It can be hard to do anything when you’re sick. Depending on how sick you are, formal meditation can feel impossible. Sometimes just laying in bed is all you can manage. Two nights ago I didn’t meditate at all for the first time in months.
That got me thinking about Dogen, the founder of Soto Zen, and his teaching of being-time. In this view, we are not creatures trapped inside a container called time, we are time itself. I know that can sound strange at first, especially to those of us raised to see time as a straight line moving from past to future. But there is something unquestionably true in it, this present moment is all we ever actually have. We cannot be anywhere except here, now.
When you’re sick, that truth can feel like a burden. You might feel trapped in the discomfort or pain, wondering if it will ever end. But the same time can also be seen differently, as rest-time, healing-time, recovery-time. Sometimes the way we view an experience changes the experience itself.
Still feeling sick last night I decided to meditate anyway. I’m glad I did. I woke up feeling better physically, but more importantly, I woke up in a better state of mind.
One of the things I find fascinating about Soto Zen meditation is that there is no goal. If you sit down thinking, “I’m doing this to calm myself,” or “I’m doing this to feel peaceful,” then you’ve already turned it into something else, it’s no longer Soto meditation. In Soto Zen, there is nothing to chase. You simply sit. This is called Shikantaza, literally “just sitting.”

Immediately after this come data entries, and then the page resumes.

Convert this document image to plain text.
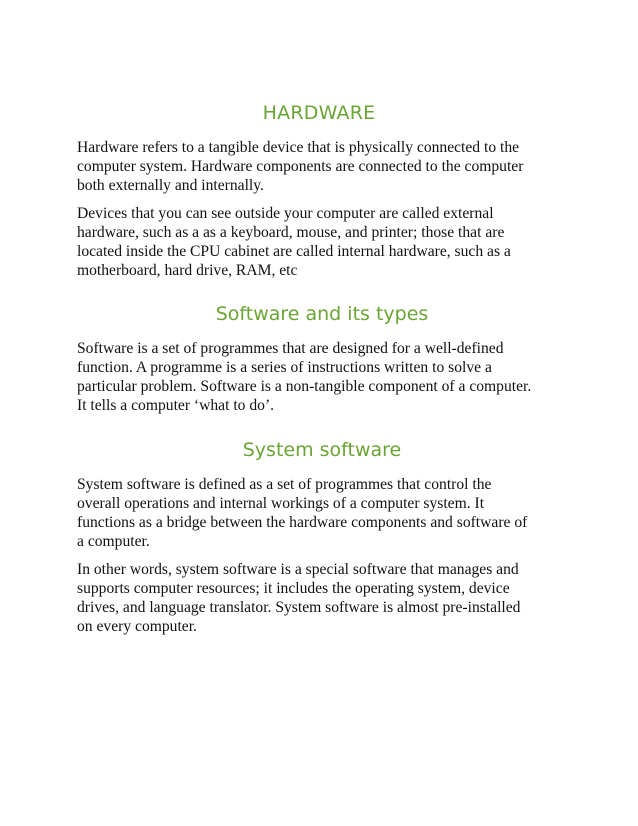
HARDWARE

Hardware refers to a tangible device that is physically connected to the
computer system. Hardware components are connected to the computer
both externally and internally.

Devices that you can see outside your computer are called external
hardware, such as a as a keyboard, mouse, and printer; those that are
located inside the CPU cabinet are called internal hardware, such as a
motherboard, hard drive, RAM, etc

Software and its types

Software is a set of programmes that are designed for a well-defined
function. A programme is a series of instructions written to solve a
particular problem. Software is a non-tangible component of a computer.
It tells a computer ‘what to do’.

System software

System software is defined as a set of programmes that control the
overall operations and internal workings of a computer system. It
functions as a bridge between the hardware components and software of
a computer.

In other words, system software is a special software that manages and
supports computer resources; it includes the operating system, device
drives, and language translator. System software is almost pre-installed
on every computer.
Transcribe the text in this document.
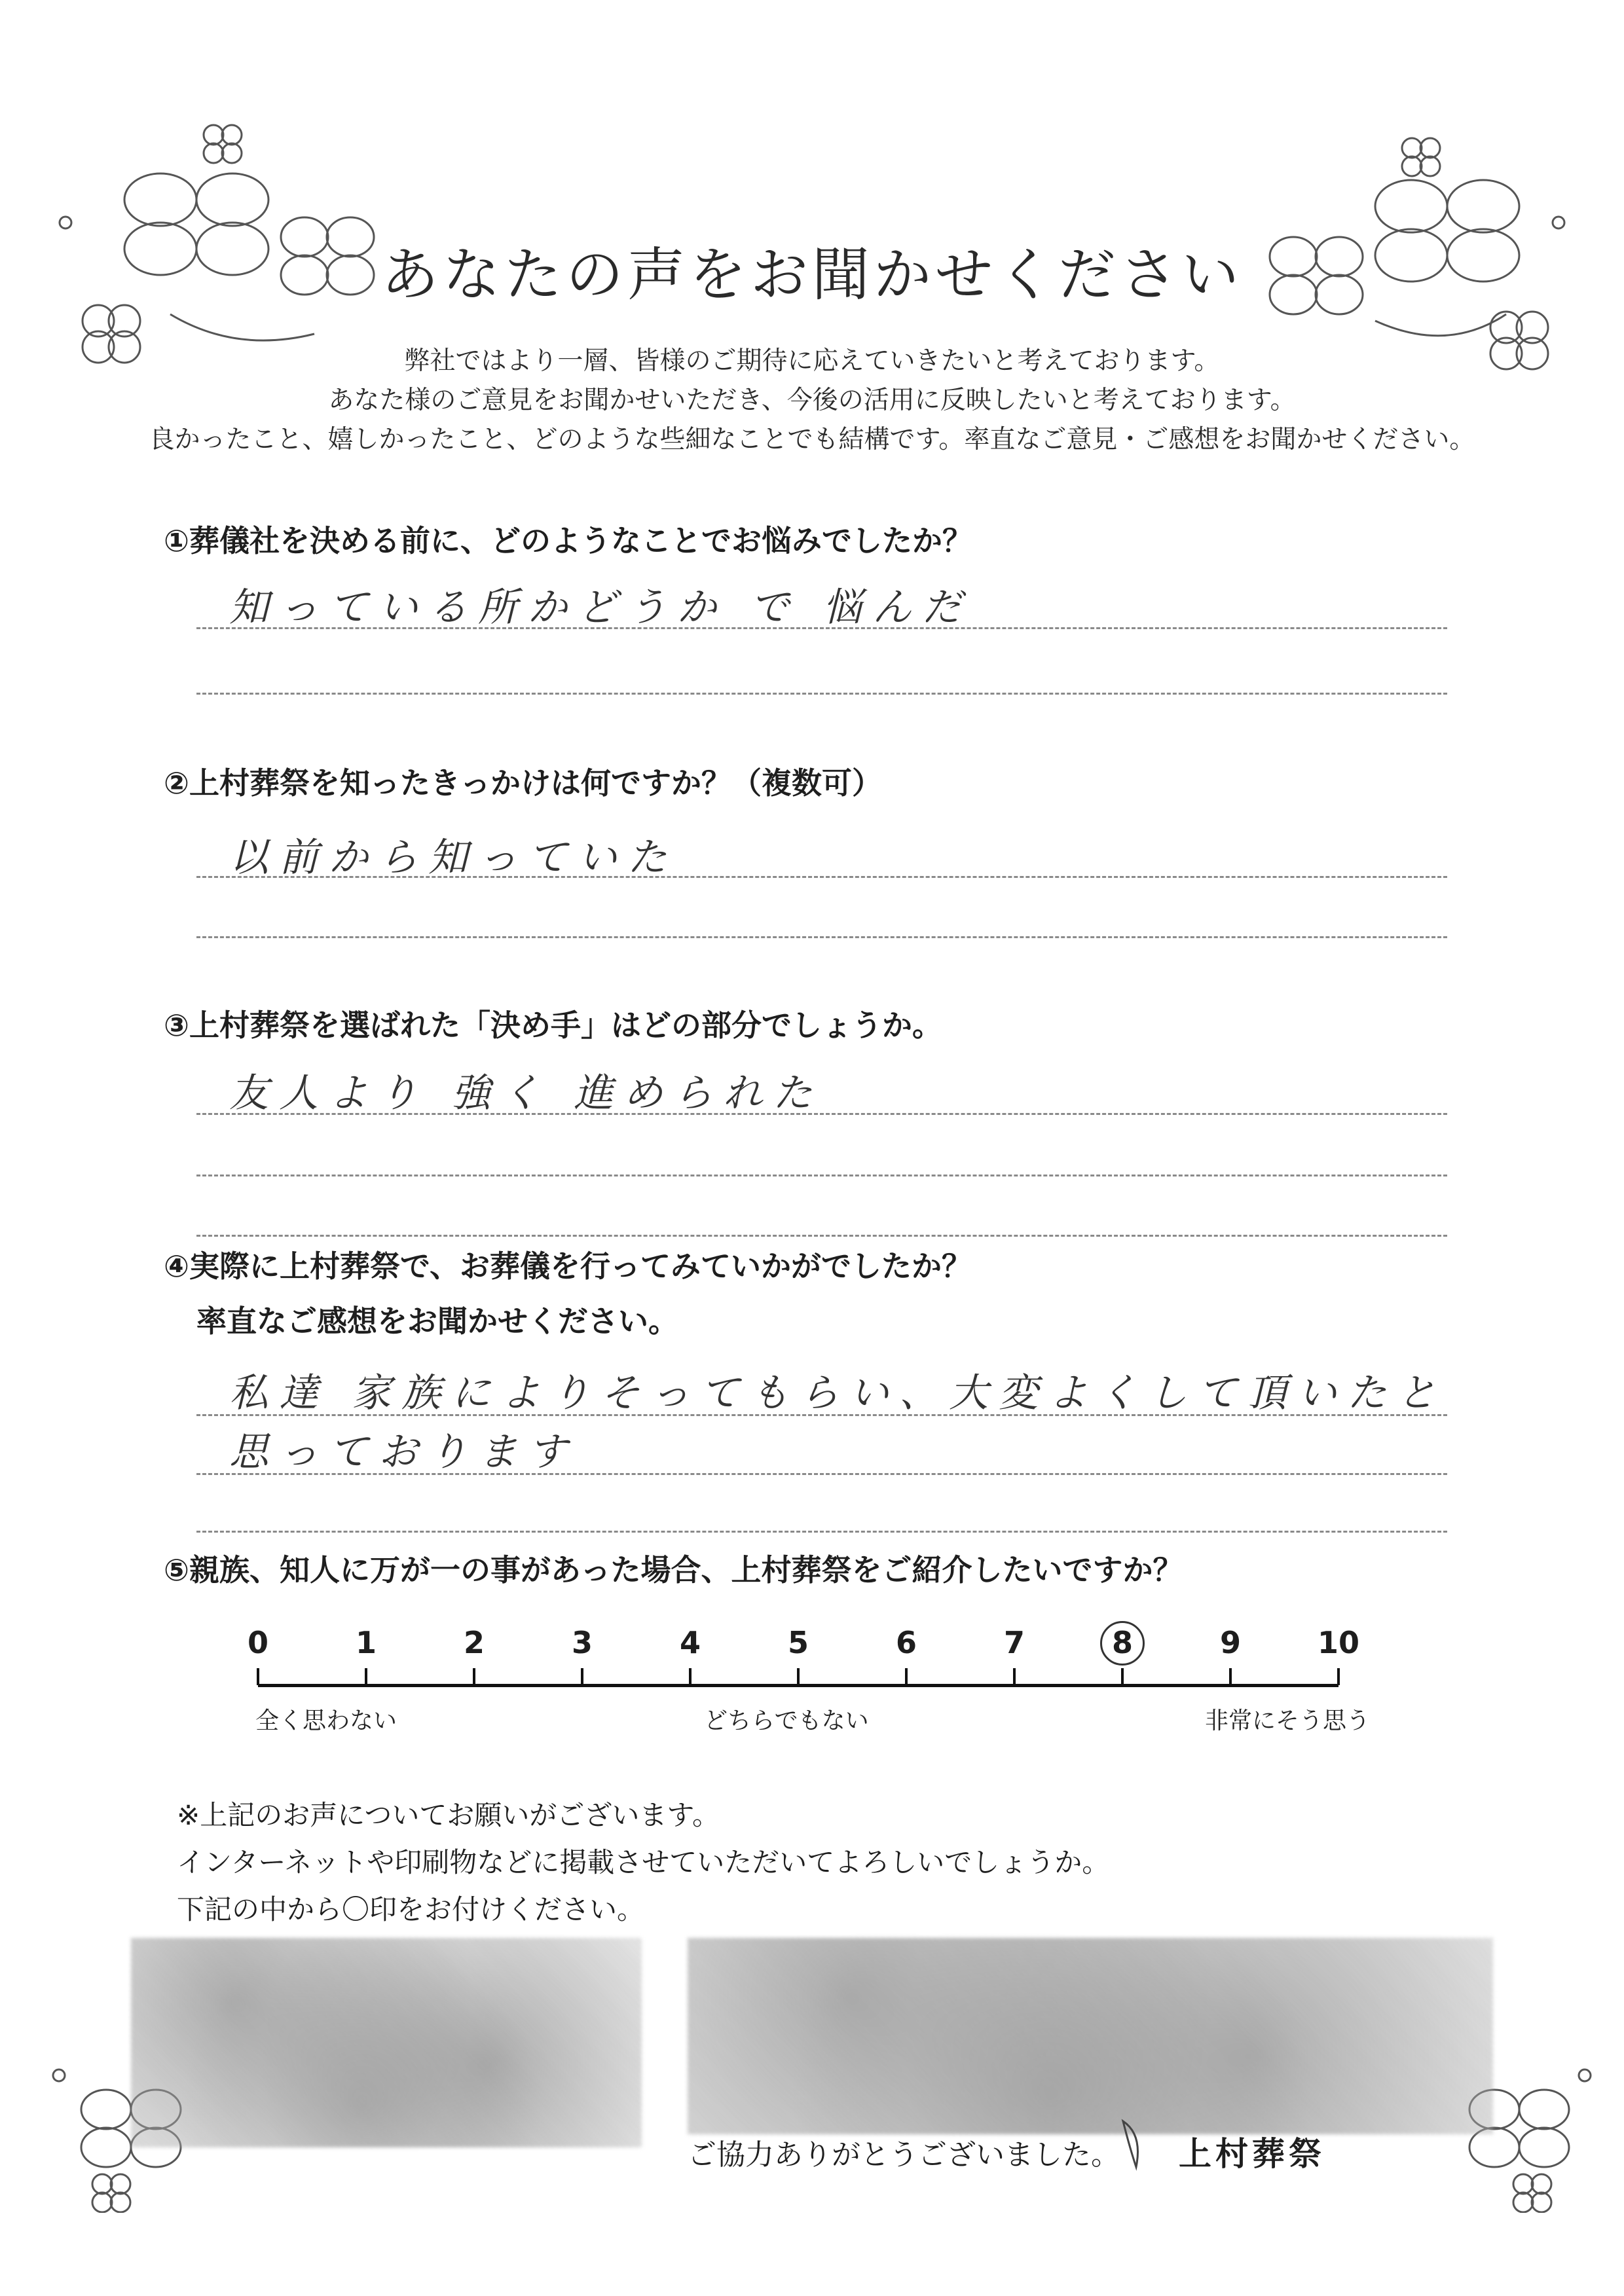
あなたの声をお聞かせください
弊社ではより一層、皆様のご期待に応えていきたいと考えております。
あなた様のご意見をお聞かせいただき、今後の活用に反映したいと考えております。
良かったこと、嬉しかったこと、どのような些細なことでも結構です。率直なご意見・ご感想をお聞かせください。
①葬儀社を決める前に、どのようなことでお悩みでしたか？
知っている所かどうか で 悩んだ
②上村葬祭を知ったきっかけは何ですか？（複数可）
以前から知っていた
③上村葬祭を選ばれた「決め手」はどの部分でしょうか。
友人より 強く 進められた
④実際に上村葬祭で、お葬儀を行ってみていかがでしたか？
率直なご感想をお聞かせください。
私達 家族によりそってもらい、大変よくして頂いたと
思っております
⑤親族、知人に万が一の事があった場合、上村葬祭をご紹介したいですか？
0	1	2	3	4	5	6	7	8	9	10
全く思わない	どちらでもない	非常にそう思う
※上記のお声についてお願いがございます。
インターネットや印刷物などに掲載させていただいてよろしいでしょうか。
下記の中から〇印をお付けください。
ご協力ありがとうございました。 上村葬祭
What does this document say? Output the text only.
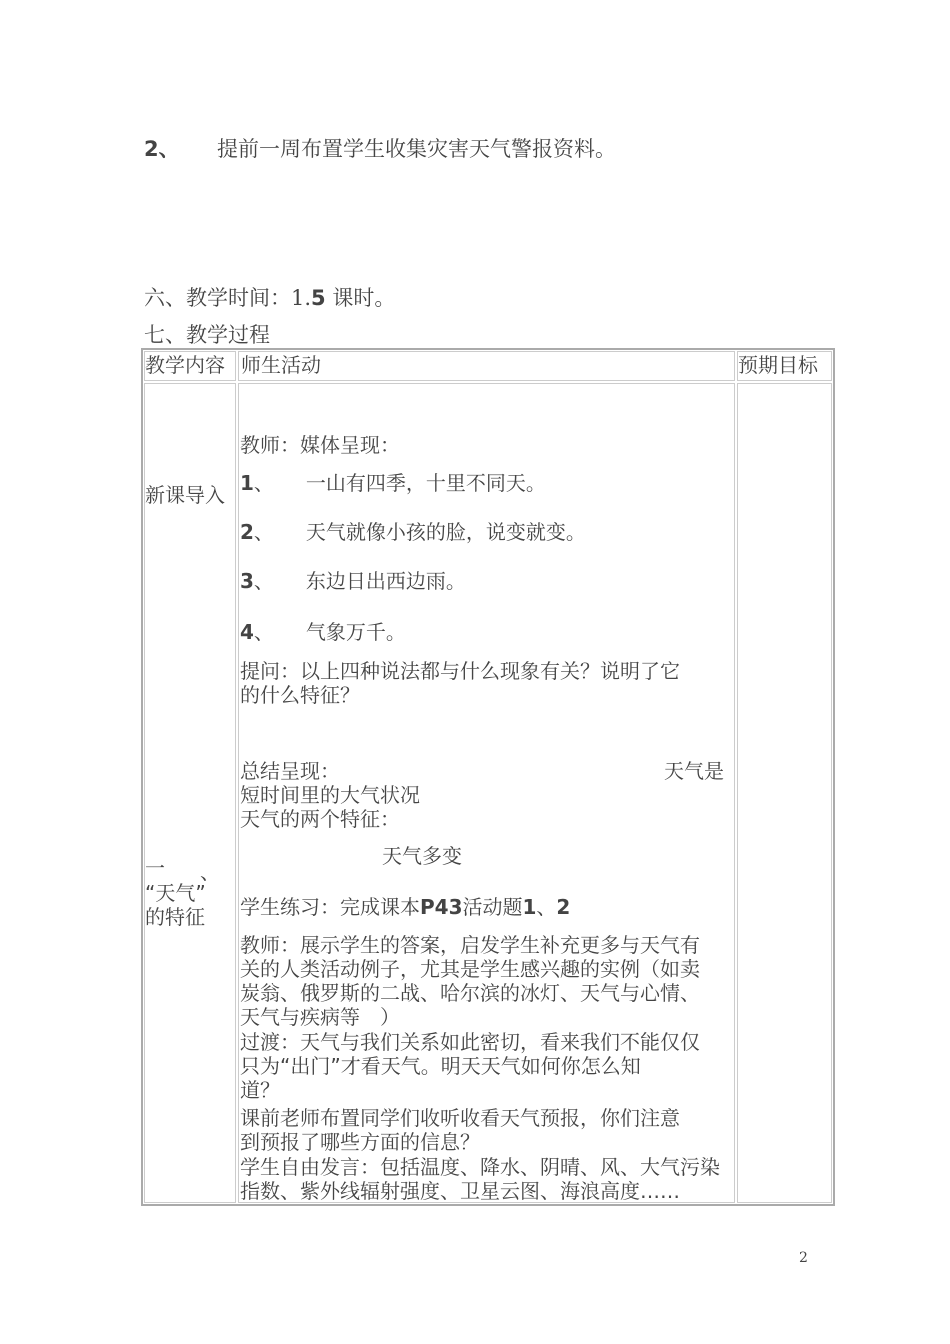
2、 提前一周布置学生收集灾害天气警报资料。
六、教学时间：1.5 课时。
七、教学过程
教学内容 师生活动	预期目标
新课导入
一 、
“天气”
的特征
教师：媒体呈现：
1、 一山有四季，十里不同天。
2、 天气就像小孩的脸，说变就变。
3、 东边日出西边雨。
4、 气象万千。
提问：以上四种说法都与什么现象有关？说明了它
的什么特征？
总结呈现：	天气是
短时间里的大气状况
天气的两个特征：
天气多变
学生练习：完成课本P43活动题1、2
教师：展示学生的答案，启发学生补充更多与天气有
关的人类活动例子，尤其是学生感兴趣的实例（如卖
炭翁、俄罗斯的二战、哈尔滨的冰灯、天气与心情、
天气与疾病等　）
过渡：天气与我们关系如此密切，看来我们不能仅仅
只为“出门”才看天气。明天天气如何你怎么知
道？
课前老师布置同学们收听收看天气预报，你们注意
到预报了哪些方面的信息？
学生自由发言：包括温度、降水、阴晴、风、大气污染
指数、紫外线辐射强度、卫星云图、海浪高度……
2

You observe thoughts without trying to stop them. You don’t cling to pleasant feelings or resist unpleasant ones. You don’t label any sensation as good or bad. You just let things be what they are. That is “reality-as-is”. It sounds simple but it can be surprisingly difficult.
When you sit this way you learn about yourself. You start to notice old habits of mind like fear, anger, craving, self judgment, old stories you tell yourself constantly. Dogen said, “To study the self is to forget the self.” That doesn’t mean losing your personality or erasing who you are. It means loosening the grip of the constant “I, me, mine” lens we view everything with.
When that grip loosens, something better happens… kindness toward yourself as you already are. From there, it’s easier to offer kindness to others too.
This practice can help with stress, difficult emotions, painful memories, even sickness. Last night I noticed how my mind was reacting to being sick. I could see the discouragement getting stronger like “Will I ever feel better? How long will this last?” By just sitting with it I could also see that those thoughts and feelings were temporary. They were passing weather not a permanent truth. Like clouds floating through the sky.
I can’t say whether meditation healed my body or not. But I can say it helped me stop making my suffering worse than it already was. You don’t have to be sick to benefit from this. You can apply it to anger, sadness, boredom, anxiety, or everyday stuff. You start to notice the difference between an automatic reaction and a deliberate response. Someone offends you and instead of instantly striking back you can pause. You can choose awareness.
I wish I had learned these tools decades ago. It would have saved me and those I love a lot of pain. But regret can be another trap if we live in it too long. We all have things we wish we had done differently. Healing happens here and now not by reliving yesterday over and over again.
One of the hardest things for me to release was worrying about certain people’s opinions of me. Not everyone’s, just a few people whose approval I wanted but could never earn. The goalposts always moved. Letting go of that burden has been one of the most freeing things I’ve ever done. These days the only opinions that matter most to me are those of four people, my wife and my sons. That’s it.
There is freedom available in this life, freedom from addiction, from trauma, from anxiety, and from patterns that don’t serve us anymore. It takes effort, honesty, and patience but it is possible.
Part of that freedom starts with seeing things and yourself clearly. You can’t change what stays hidden. But when you learn to sit quietly and observe your own mind, what was buried and hidden starts to come into clear view. Then you can build something healthier and better in its place.